- Born: December 14, 1772
- Died: May 7, 1855 (aged 82)
- Known for: Embroidery
- Spouse: Axel Oxenstierna ​(m. 1801)​

= Wendela Gustafva Sparre =

Swedish artist (1772–1855)

Wendela Gustafva Sparre af Rossvik (December 14, 1772 – May 7, 1855) was a Swedish textile artist. She was a member of the Royal Swedish Academy of Arts. She managed the Harg ironworks in Uppland between 1816 and 1827.

==Life==
Sparre was born at Långdunker manor in Hyltinge parish in Södermanland to the noble Gabriel Sparre af Rossvik, captain of the royal regiment of Prince Frederick Adolf of Sweden, and Maria Vendela Ulfsparre af Broxvik. On 15 October 1801, she married the nobleman and royal equerry Axel Oxenstierna (1743-1816), with whom she had a son, Carl Gabriel Oxenstierna (1802-1873).

After her marriage Sparre spent the majority of her life on her husband's estate, the Hargs ironworks in Uppland. She nursed her son, who was in poor health during his childhood. When she was widowed in 1816, she managed the Harg ironworks until the maturity of her son (that is, in 1827, when her son reached the age of 25 and thus reached his majority).

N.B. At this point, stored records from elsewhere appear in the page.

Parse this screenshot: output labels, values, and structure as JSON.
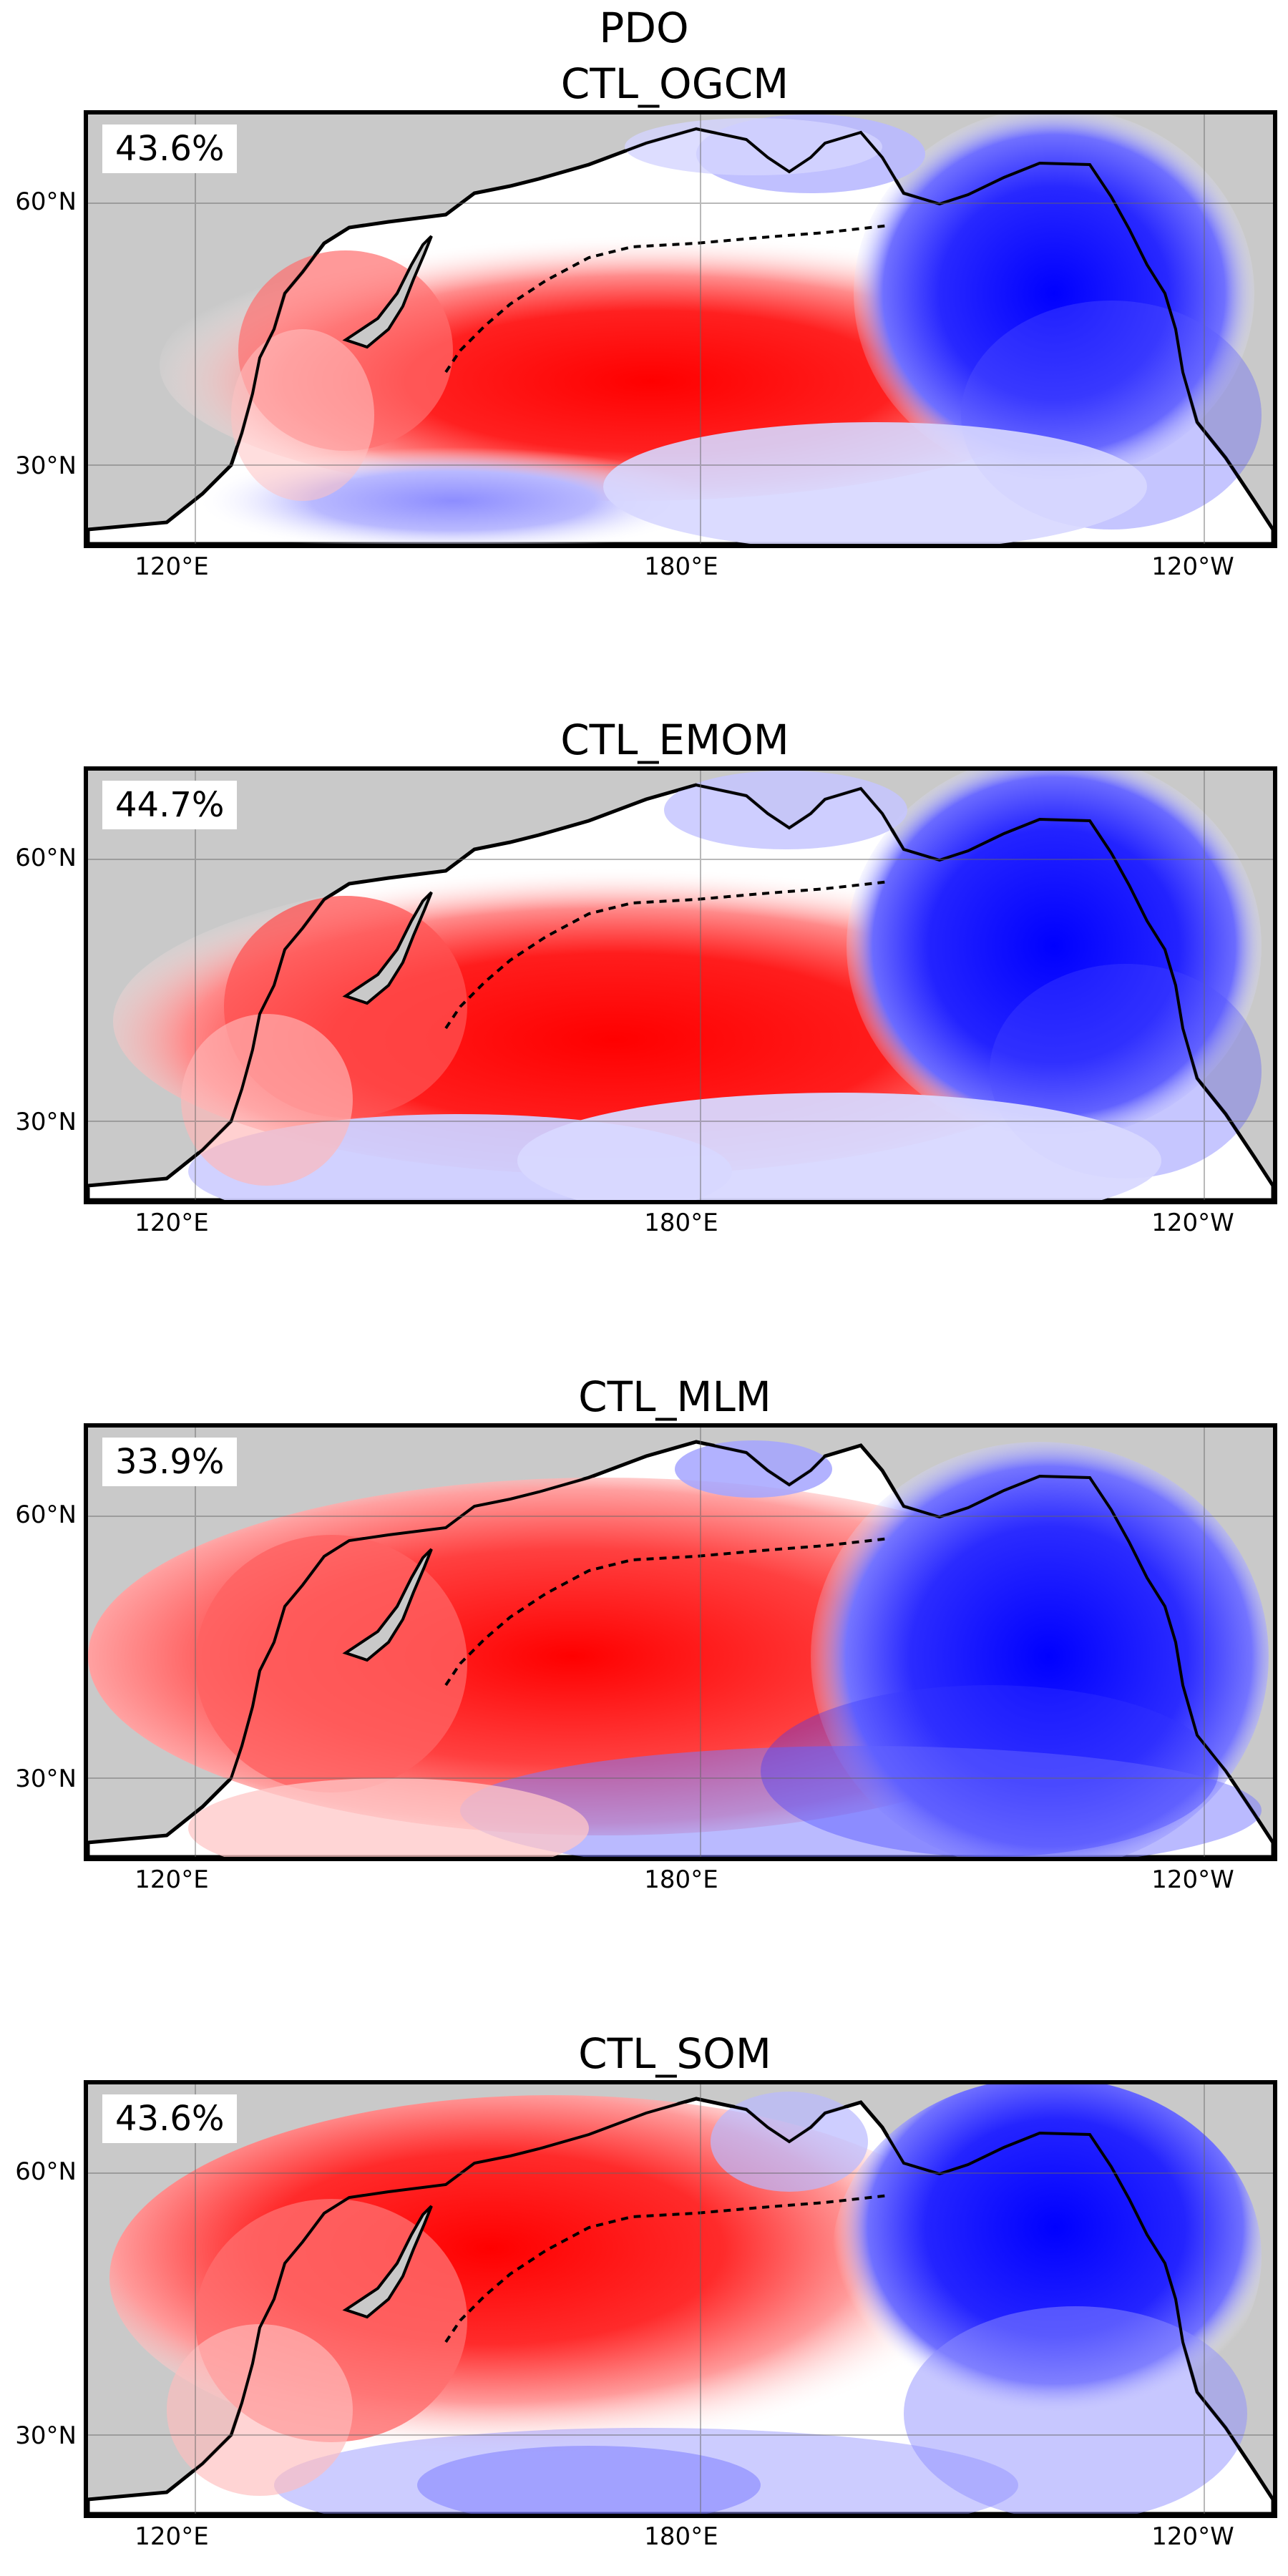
{
  "title": "PDO",
  "panels": [
    {
      "title": "CTL_OGCM",
      "percent": "43.6%",
      "pattern": "ogcm"
    },
    {
      "title": "CTL_EMOM",
      "percent": "44.7%",
      "pattern": "emom"
    },
    {
      "title": "CTL_MLM",
      "percent": "33.9%",
      "pattern": "mlm"
    },
    {
      "title": "CTL_SOM",
      "percent": "43.6%",
      "pattern": "som"
    }
  ],
  "axes": {
    "lat_labels": [
      "60°N",
      "30°N"
    ],
    "lon_labels": [
      "120°E",
      "180°E",
      "120°W"
    ]
  },
  "colors": {
    "warm": "#ff0000",
    "cool": "#0000ff",
    "land": "#c9c9c9",
    "neutral": "#ffffff"
  }
}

Wendela Gustafva Sparre was known and acknowledged as a non-professional artist within silk embroidery. In 1797, she participated in the art exhibition of the academy with a work depicting a "Landscape of the South". The same year, she was elected to the Swedish Royal Academy of Arts.
Her best known work is Flodlandskap ('Riverside') from 1796.